20 General Provisions

Any notice under this Agreement must be given in writing. We may provide notice to you via email or through your account. Our notices to you will be deemed given upon the first business day after we send it. You may provide notice to us by post to Mindroute Incentive USA Inc. 310 B Venice Way, Venice, California 90291, Attn: General Counsel. Your notices to us will be deemed given upon our receipt. You may not assign this Agreement without our prior written consent. If you are an agency, department, or other entity of the United States Government, the use, duplication, release, modification, disclosure, or transfer of <weavy/>, or any related documentation of any kind, including technical data and manuals, is restricted by the terms of this Agreement in accordance with Federal Acquisition Regulation 12.212 for civilian purposes and Defense Federal Acquisition Regulation Supplement 227.7202 for military purposes. <weavy/> was developed fully at private expense.
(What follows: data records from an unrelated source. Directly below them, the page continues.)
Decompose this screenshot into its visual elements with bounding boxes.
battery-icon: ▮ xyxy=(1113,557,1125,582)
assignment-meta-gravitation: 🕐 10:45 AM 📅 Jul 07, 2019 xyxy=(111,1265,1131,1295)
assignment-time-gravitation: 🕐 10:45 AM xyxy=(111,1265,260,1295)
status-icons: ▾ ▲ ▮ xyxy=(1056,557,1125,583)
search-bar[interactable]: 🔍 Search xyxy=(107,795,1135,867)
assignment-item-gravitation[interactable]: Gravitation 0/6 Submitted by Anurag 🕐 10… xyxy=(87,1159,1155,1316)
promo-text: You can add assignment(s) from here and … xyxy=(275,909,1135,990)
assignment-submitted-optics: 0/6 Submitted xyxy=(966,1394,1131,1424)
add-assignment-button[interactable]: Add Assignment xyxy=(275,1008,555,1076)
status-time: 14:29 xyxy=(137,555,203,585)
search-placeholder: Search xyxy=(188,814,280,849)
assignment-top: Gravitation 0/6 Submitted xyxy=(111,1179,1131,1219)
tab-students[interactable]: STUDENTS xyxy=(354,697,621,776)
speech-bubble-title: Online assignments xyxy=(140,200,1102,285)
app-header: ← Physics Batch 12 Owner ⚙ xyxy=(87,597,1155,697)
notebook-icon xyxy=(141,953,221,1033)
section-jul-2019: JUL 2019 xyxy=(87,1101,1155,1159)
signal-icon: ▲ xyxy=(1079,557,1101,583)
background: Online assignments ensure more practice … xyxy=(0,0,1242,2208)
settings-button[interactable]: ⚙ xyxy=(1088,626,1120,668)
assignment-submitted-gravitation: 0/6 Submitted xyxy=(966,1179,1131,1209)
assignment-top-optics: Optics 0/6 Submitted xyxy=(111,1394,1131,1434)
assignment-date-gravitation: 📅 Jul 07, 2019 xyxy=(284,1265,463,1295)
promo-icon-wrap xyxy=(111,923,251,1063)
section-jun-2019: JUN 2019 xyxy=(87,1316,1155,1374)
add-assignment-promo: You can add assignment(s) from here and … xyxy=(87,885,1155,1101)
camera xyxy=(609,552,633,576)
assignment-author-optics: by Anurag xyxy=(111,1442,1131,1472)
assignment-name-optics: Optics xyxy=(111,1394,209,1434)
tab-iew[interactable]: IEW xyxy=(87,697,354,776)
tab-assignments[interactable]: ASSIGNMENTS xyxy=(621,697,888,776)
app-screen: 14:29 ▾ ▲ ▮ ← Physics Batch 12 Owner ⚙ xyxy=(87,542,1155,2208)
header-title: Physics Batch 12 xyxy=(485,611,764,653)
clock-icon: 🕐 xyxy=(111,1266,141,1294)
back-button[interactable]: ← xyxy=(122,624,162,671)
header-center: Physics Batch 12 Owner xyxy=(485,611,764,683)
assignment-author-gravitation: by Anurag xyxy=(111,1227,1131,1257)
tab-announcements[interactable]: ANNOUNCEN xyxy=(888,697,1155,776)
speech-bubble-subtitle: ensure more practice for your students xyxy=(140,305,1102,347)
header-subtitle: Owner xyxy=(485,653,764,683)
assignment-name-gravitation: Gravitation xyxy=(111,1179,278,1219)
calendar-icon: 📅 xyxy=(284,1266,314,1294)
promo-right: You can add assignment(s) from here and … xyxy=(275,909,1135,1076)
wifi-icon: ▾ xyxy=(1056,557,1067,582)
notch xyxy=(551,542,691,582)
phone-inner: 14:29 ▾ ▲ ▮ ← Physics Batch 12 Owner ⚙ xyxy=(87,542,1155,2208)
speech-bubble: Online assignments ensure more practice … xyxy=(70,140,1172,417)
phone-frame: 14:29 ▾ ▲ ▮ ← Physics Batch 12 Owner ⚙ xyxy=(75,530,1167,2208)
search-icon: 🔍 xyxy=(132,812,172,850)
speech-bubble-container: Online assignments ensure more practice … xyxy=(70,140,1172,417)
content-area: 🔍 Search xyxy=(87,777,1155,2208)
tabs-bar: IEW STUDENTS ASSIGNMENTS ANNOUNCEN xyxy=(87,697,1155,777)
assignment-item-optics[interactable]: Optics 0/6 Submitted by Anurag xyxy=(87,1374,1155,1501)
This Agreement is the entire agreement between You and Incentive Inc. relating to <weavy/> and supersedes all prior or contemporaneous oral or written communications, proposals and representations with respect to <weavy/> or any other subject matter covered by this Agreement. If any provision of this Agreement is held to be void, invalid, unenforceable or illegal, the other provisions shall continue in full force and effect. This Agreement may not be modified or amended by you without our written agreement (which may be withheld in our complete discretion without any requirement to provide any explanation).

As used herein, “including” (and its variants) means “including without limitation” (and its variants). No failure or delay by the injured party to this Agreement in exercising any right, power or privilege hereunder shall operate as a waiver thereof, nor shall any single or partial exercise thereof preclude any other or further exercise thereof or the exercise of any right, power or privilege hereunder at law or equity. The parties are independent contractors. This Agreement shall not be construed as constituting either party as a partner of the other or to create any other form of legal association that would give one party the express or implied right, power or authority to create any duty or obligation of the other party.